Medical Effects and Uses

Castor oil is characterized, as a cathartic, by promptness, gentleness, and efficiency. it is among those which operate most quickly on the bowels, not unfrequently producing its effects in two or three hours; though, in certain conditions of the alimentary canal, and in certain individuals, it is retained long in the stomach; and I have known it to be thrown up twenty-four hours after it was taken, without having affected the bowels at all. Dr.
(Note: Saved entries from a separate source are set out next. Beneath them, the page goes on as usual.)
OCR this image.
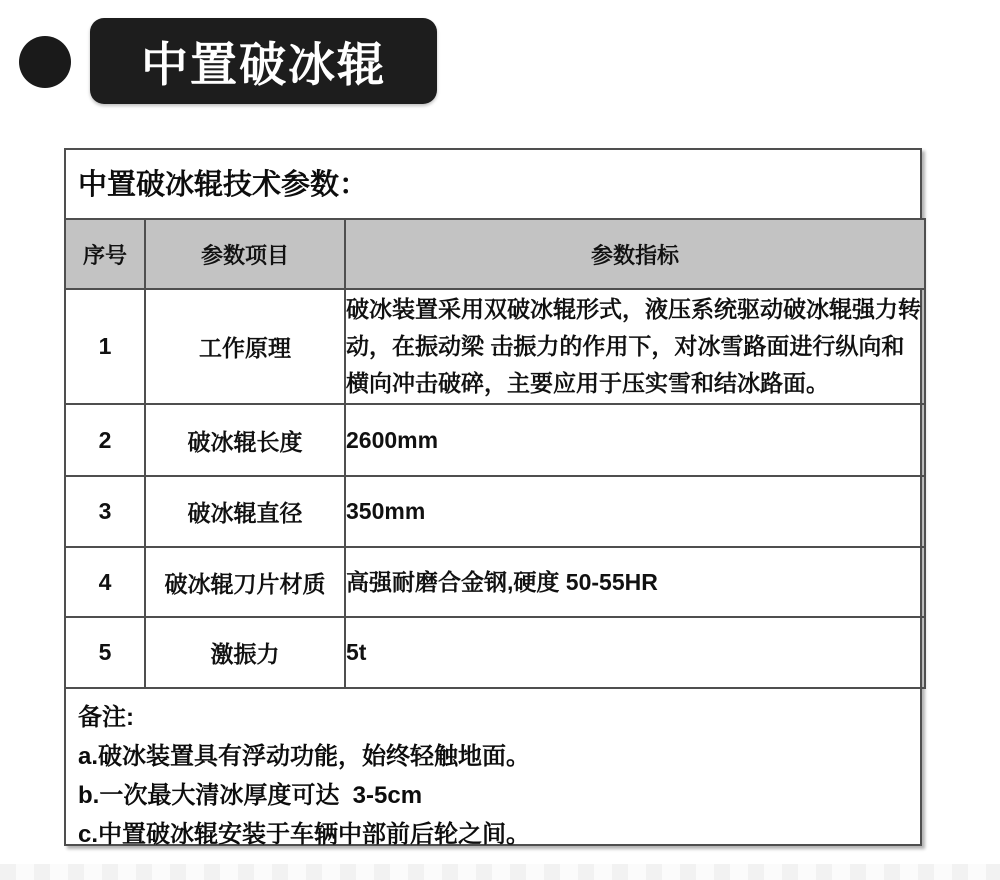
中置破冰辊
中置破冰辊技术参数：
序号	参数项目	参数指标
1	工作原理	破冰装置采用双破冰辊形式，液压系统驱动破冰辊强力转动，在振动梁 击振力的作用下，对冰雪路面进行纵向和横向冲击破碎，主要应用于压实雪和结冰路面。
2	破冰辊长度	2600mm
3	破冰辊直径	350mm
4	破冰辊刀片材质	高强耐磨合金钢,硬度 50-55HR
5	激振力	5t
备注:
a.破冰装置具有浮动功能，始终轻触地面。
b.一次最大清冰厚度可达  3-5cm
c.中置破冰辊安装于车辆中部前后轮之间。
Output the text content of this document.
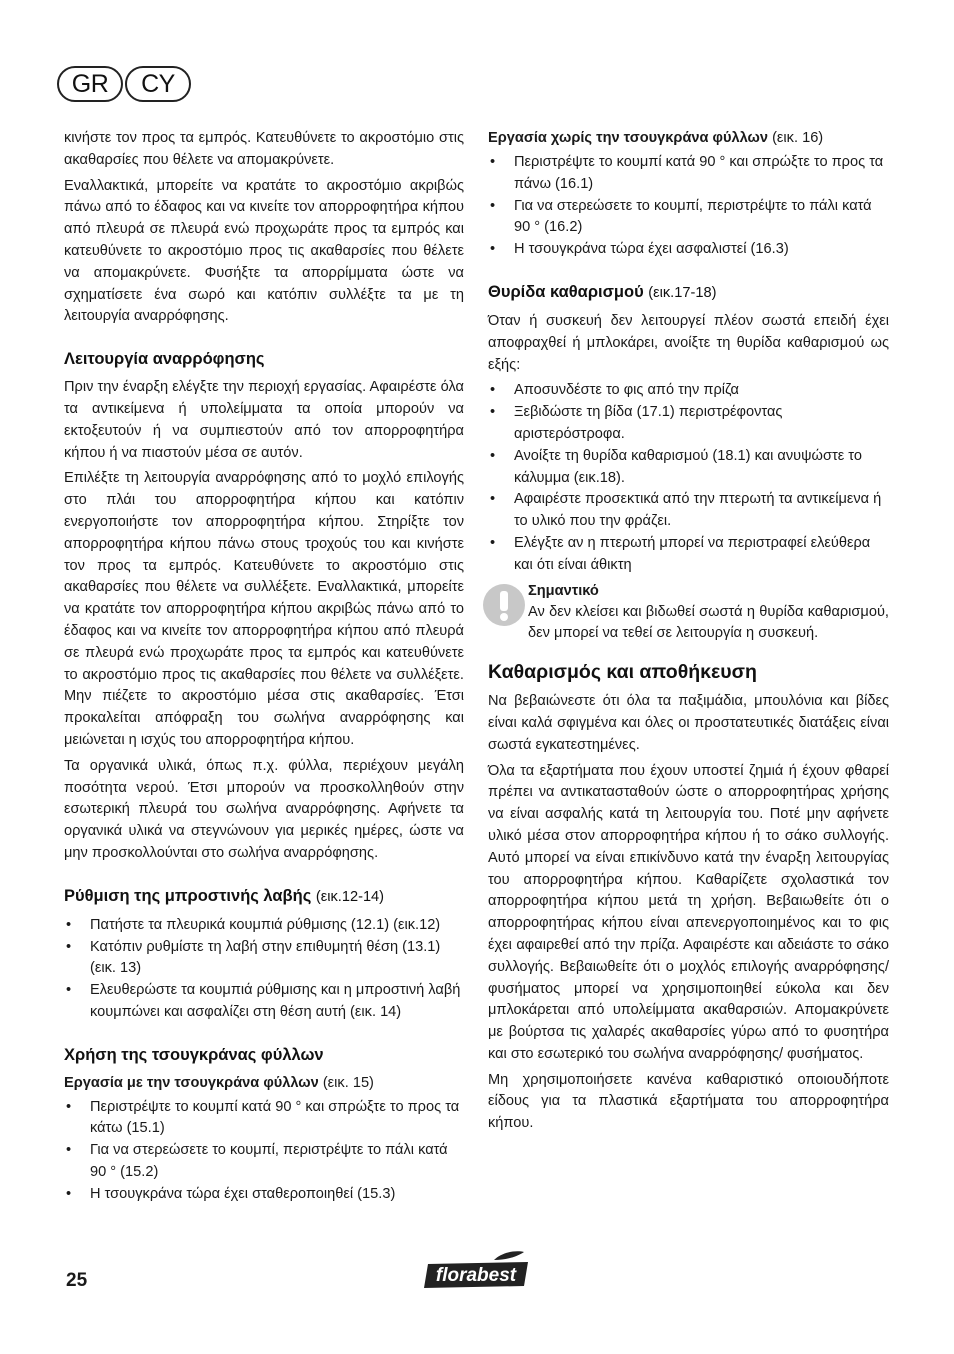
GR	CY

κινήστε τον προς τα εμπρός. Κατευθύνετε το ακροστόμιο στις ακαθαρσίες που θέλετε να απομακρύνετε.

Εναλλακτικά, μπορείτε να κρατάτε το ακροστόμιο ακριβώς πάνω από το έδαφος και να κινείτε τον απορροφητήρα κήπου από πλευρά σε πλευρά ενώ προχωράτε προς τα εμπρός και κατευθύνετε το ακροστόμιο προς τις ακαθαρσίες που θέλετε να απομακρύνετε. Φυσήξτε τα απορρίμματα ώστε να σχηματίσετε ένα σωρό και κατόπιν συλλέξτε τα με τη λειτουργία αναρρόφησης.

Λειτουργία αναρρόφησης

Πριν την έναρξη ελέγξτε την περιοχή εργασίας. Αφαιρέστε όλα τα αντικείμενα ή υπολείμματα τα οποία μπορούν να εκτοξευτούν ή να συμπιεστούν από τον απορροφητήρα κήπου ή να πιαστούν μέσα σε αυτόν.

Επιλέξτε τη λειτουργία αναρρόφησης από το μοχλό επιλογής στο πλάι του απορροφητήρα κήπου και κατόπιν ενεργοποιήστε τον απορροφητήρα κήπου. Στηρίξτε τον απορροφητήρα κήπου πάνω στους τροχούς του και κινήστε τον προς τα εμπρός. Κατευθύνετε το ακροστόμιο στις ακαθαρσίες που θέλετε να συλλέξετε. Εναλλακτικά, μπορείτε να κρατάτε τον απορροφητήρα κήπου ακριβώς πάνω από το έδαφος και να κινείτε τον απορροφητήρα κήπου από πλευρά σε πλευρά ενώ προχωράτε προς τα εμπρός και κατευθύνετε το ακροστόμιο προς τις ακαθαρσίες που θέλετε να συλλέξετε. Μην πιέζετε το ακροστόμιο μέσα στις ακαθαρσίες. Έτσι προκαλείται απόφραξη του σωλήνα αναρρόφησης και μειώνεται η ισχύς του απορροφητήρα κήπου.

Τα οργανικά υλικά, όπως π.χ. φύλλα, περιέχουν μεγάλη ποσότητα νερού. Έτσι μπορούν να προσκολληθούν στην εσωτερική πλευρά του σωλήνα αναρρόφησης. Αφήνετε τα οργανικά υλικά να στεγνώνουν για μερικές ημέρες, ώστε να μην προσκολλούνται στο σωλήνα αναρρόφησης.

Ρύθμιση της μπροστινής λαβής (εικ.12-14)
• Πατήστε τα πλευρικά κουμπιά ρύθμισης (12.1) (εικ.12)
• Κατόπιν ρυθμίστε τη λαβή στην επιθυμητή θέση (13.1) (εικ. 13)
• Ελευθερώστε τα κουμπιά ρύθμισης και η μπροστινή λαβή κουμπώνει και ασφαλίζει στη θέση αυτή (εικ. 14)
Χρήση της τσουγκράνας φύλλων
Εργασία με την τσουγκράνα φύλλων (εικ. 15)
• Περιστρέψτε το κουμπί κατά 90 ° και σπρώξτε το προς τα κάτω (15.1)
• Για να στερεώσετε το κουμπί, περιστρέψτε το πάλι κατά 90 ° (15.2)
• Η τσουγκράνα τώρα έχει σταθεροποιηθεί (15.3)
Εργασία χωρίς την τσουγκράνα φύλλων (εικ. 16)
• Περιστρέψτε το κουμπί κατά 90 ° και σπρώξτε το προς τα πάνω (16.1)
• Για να στερεώσετε το κουμπί, περιστρέψτε το πάλι κατά 90 ° (16.2)
• Η τσουγκράνα τώρα έχει ασφαλιστεί (16.3)
Θυρίδα καθαρισμού (εικ.17-18)

Όταν ή συσκευή δεν λειτουργεί πλέον σωστά επειδή έχει αποφραχθεί ή μπλοκάρει, ανοίξτε τη θυρίδα καθαρισμού ως εξής:

• Αποσυνδέστε το φις από την πρίζα
• Ξεβιδώστε τη βίδα (17.1) περιστρέφοντας αριστερόστροφα.
• Ανοίξτε τη θυρίδα καθαρισμού (18.1) και ανυψώστε το κάλυμμα (εικ.18).
• Αφαιρέστε προσεκτικά από την πτερωτή τα αντικείμενα ή το υλικό που την φράζει.
• Ελέγξτε αν η πτερωτή μπορεί να περιστραφεί ελεύθερα και ότι είναι άθικτη
Σημαντικό

Αν δεν κλείσει και βιδωθεί σωστά η θυρίδα καθαρισμού, δεν μπορεί να τεθεί σε λειτουργία η συσκευή.

Καθαρισμός και αποθήκευση

Να βεβαιώνεστε ότι όλα τα παξιμάδια, μπουλόνια και βίδες είναι καλά σφιγμένα και όλες οι προστατευτικές διατάξεις είναι σωστά εγκατεστημένες.

Όλα τα εξαρτήματα που έχουν υποστεί ζημιά ή έχουν φθαρεί πρέπει να αντικατασταθούν ώστε ο απορροφητήρας χρήσης να είναι ασφαλής κατά τη λειτουργία του. Ποτέ μην αφήνετε υλικό μέσα στον απορροφητήρα κήπου ή το σάκο συλλογής. Αυτό μπορεί να είναι επικίνδυνο κατά την έναρξη λειτουργίας του απορροφητήρα κήπου. Καθαρίζετε σχολαστικά τον απορροφητήρα κήπου μετά τη χρήση. Βεβαιωθείτε ότι ο απορροφητήρας κήπου είναι απενεργοποιημένος και το φις έχει αφαιρεθεί από την πρίζα. Αφαιρέστε και αδειάστε το σάκο συλλογής. Βεβαιωθείτε ότι ο μοχλός επιλογής αναρρόφησης/ φυσήματος μπορεί να χρησιμοποιηθεί εύκολα και δεν μπλοκάρεται από υπολείμματα ακαθαρσιών. Απομακρύνετε με βούρτσα τις χαλαρές ακαθαρσίες γύρω από το φυσητήρα και στο εσωτερικό του σωλήνα αναρρόφησης/ φυσήματος.

Μη χρησιμοποιήσετε κανένα καθαριστικό οποιουδήποτε είδους για τα πλαστικά εξαρτήματα του απορροφητήρα κήπου.

25	florabest
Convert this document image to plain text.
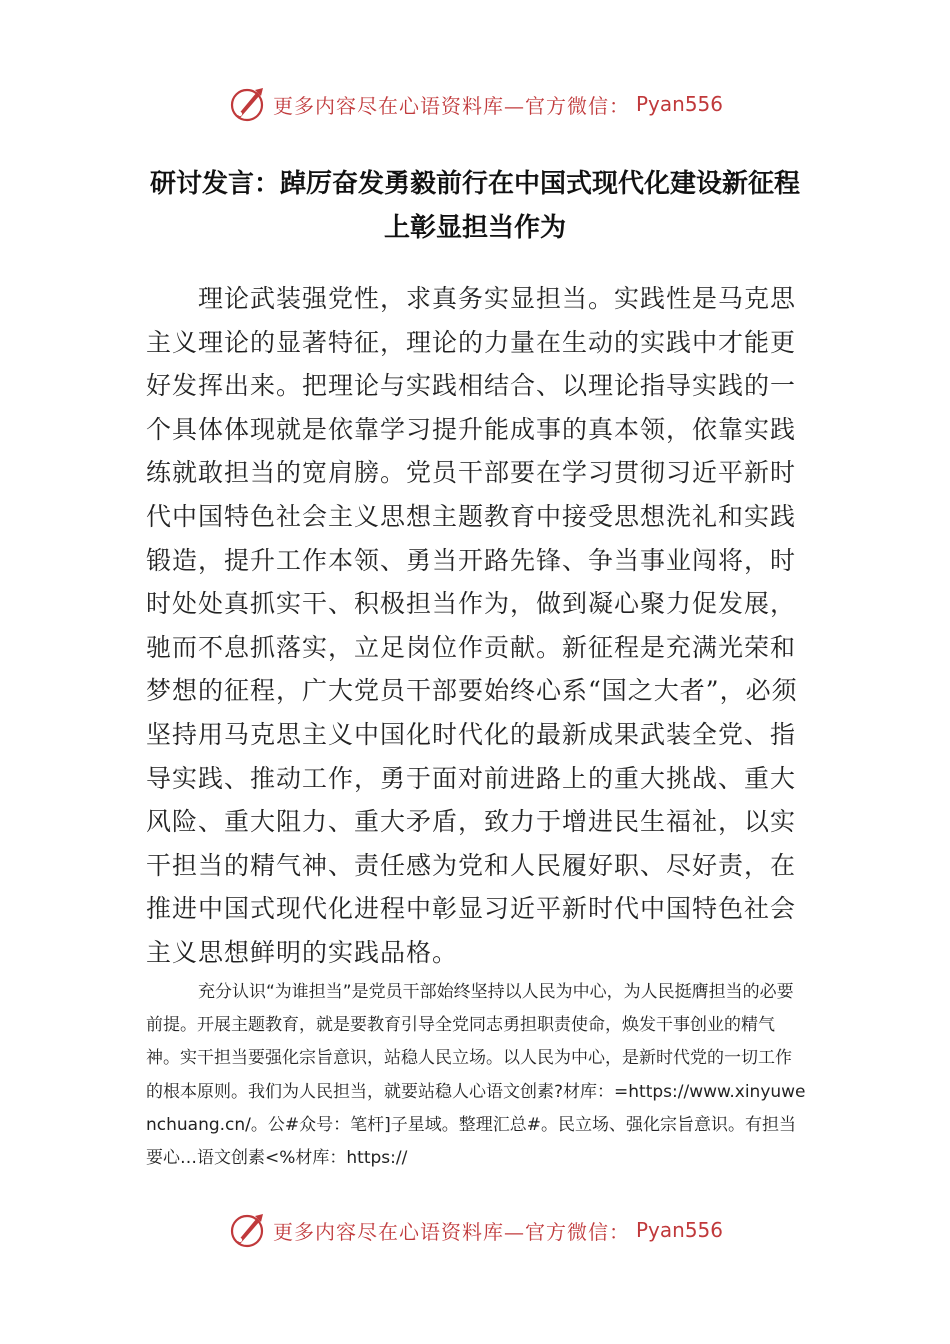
更多内容尽在心语资料库—官方微信： Pyan556
研讨发言：踔厉奋发勇毅前行在中国式现代化建设新征程上彰显担当作为

理论武装强党性，求真务实显担当。实践性是马克思主义理论的显著特征，理论的力量在生动的实践中才能更好发挥出来。把理论与实践相结合、以理论指导实践的一个具体体现就是依靠学习提升能成事的真本领，依靠实践练就敢担当的宽肩膀。党员干部要在学习贯彻习近平新时代中国特色社会主义思想主题教育中接受思想洗礼和实践锻造，提升工作本领、勇当开路先锋、争当事业闯将，时时处处真抓实干、积极担当作为，做到凝心聚力促发展，驰而不息抓落实，立足岗位作贡献。新征程是充满光荣和梦想的征程，广大党员干部要始终心系“国之大者”，必须坚持用马克思主义中国化时代化的最新成果武装全党、指导实践、推动工作，勇于面对前进路上的重大挑战、重大风险、重大阻力、重大矛盾，致力于增进民生福祉，以实干担当的精气神、责任感为党和人民履好职、尽好责，在推进中国式现代化进程中彰显习近平新时代中国特色社会主义思想鲜明的实践品格。

充分认识“为谁担当”是党员干部始终坚持以人民为中心，为人民挺膺担当的必要前提。开展主题教育，就是要教育引导全党同志勇担职责使命，焕发干事创业的精气神。实干担当要强化宗旨意识，站稳人民立场。以人民为中心，是新时代党的一切工作的根本原则。我们为人民担当，就要站稳人心语文创素?材库：=https://www.xinyuwenchuang.cn/。公#众号：笔杆]子星域。整理汇总#。民立场、强化宗旨意识。有担当要心…语文创素<%材库：https://

更多内容尽在心语资料库—官方微信： Pyan556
Ward mentions the case of a woman in whom, instead of acting as a cathartic, it appeared to be absorbed, and exuded from all parts of the surface. (Lond. Med. Gaz., x. 311.) its operation is usually attended with little pain or uneasiness of the bowels; and the discharges obtained by it are mainly the feculent and liquid contents of the alimentary canal, with which the oil itself is generally to be seen mixed in various states. it is, therefore, inferred to act chiefly, if not exclusively, by promoting the peristaltic motion. it not unfrequently nauseates, and is sometimes thrown up from the stomach. This is particularly the case with the acrid oil; but it happens also with the purest. The vomiting, I believe, is generally ascribable, not to the direct influence of the oil on the stomach, but to associations previously made of its taste with the somewhat nauseating effect of former doses; so that the very thought of it becomes offensive. I have known individuals who had this repugnance so strongly that, though they might compel themselves to swallow the oil, it was rejected instantly by a sort of spasmodic effort, before it had the opportunity of making any impression whatever on the stomach. By young children it is almost uniformly retained in the ordinary state of the stomach; and it is very seldom rejected by adults, in a similar condition of that organ, who have not formed the nauseating association referred to. in regard to its mode of operation, I believe that it is exclusively local. This is to be inferred from the rapidity of its action when it does act; and when not, from its being retained so long in the stomach, showing that it is not absorbed. it is said, however, when thrown into the veins, to produce griping and purging, and to cause an oily taste in the mouth. (Pereira, Mat. Med., 3d ed., p. 1291.)